Exhibition Overview
Arik Brauer in 1965.
“I’ve always been a painter,” is the reply Arik Brauer gives when asked about how he found his way to art. Whereby in his case it is better to speak of the arts: Painting, architecture, music, dance, sculpture and poetry are just some of the areas in which he has successfully used his versatile talents. From the carefree childhood abruptly ended by National Socialism to the murder of his father in the Holocaust, through the study years at the Academy of Fine Arts, where he co-founded the Vienna School of Fantastic Realism, his journeys by bicycle through Europe and Africa, the Parisian years with his wife Naomi—a Yemeni woman born in Israel, whose father was Theodor Herzl’s coachman in Palestine—, all the way to the return to Vienna with his family, where he became one of the pioneers of Austropop, championed environmental protection, and had an apartment house built according to his plans.

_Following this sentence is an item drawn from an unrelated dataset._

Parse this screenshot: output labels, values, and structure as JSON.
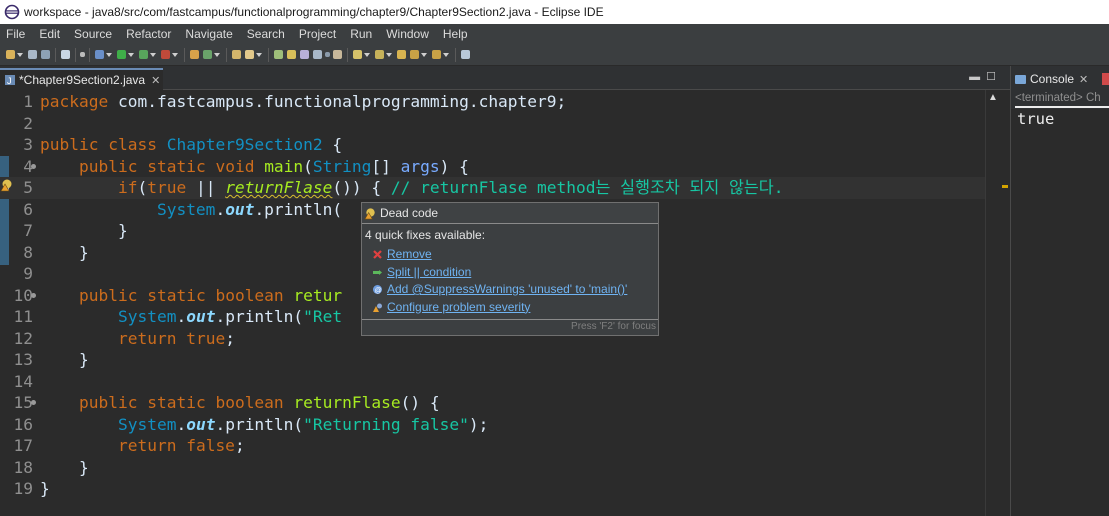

In his second home of Israel he implemented his idea of building a house for himself and his family in the artists’ colony of Ein Hod. Arik Brauer artistically designed the exterior as well as the interior of the residence there down to the smallest detail. The close connection to Judaism and Israel is expressed in much of his art. His sensitivity, his wit, but often the critical analysis of socio-political issues is also reflected in his work. The Jewish Museum celebrates Arik Brauer as a man and artist on his 90th birthday and presents the different facets of his oeuvre. Until he turns 120!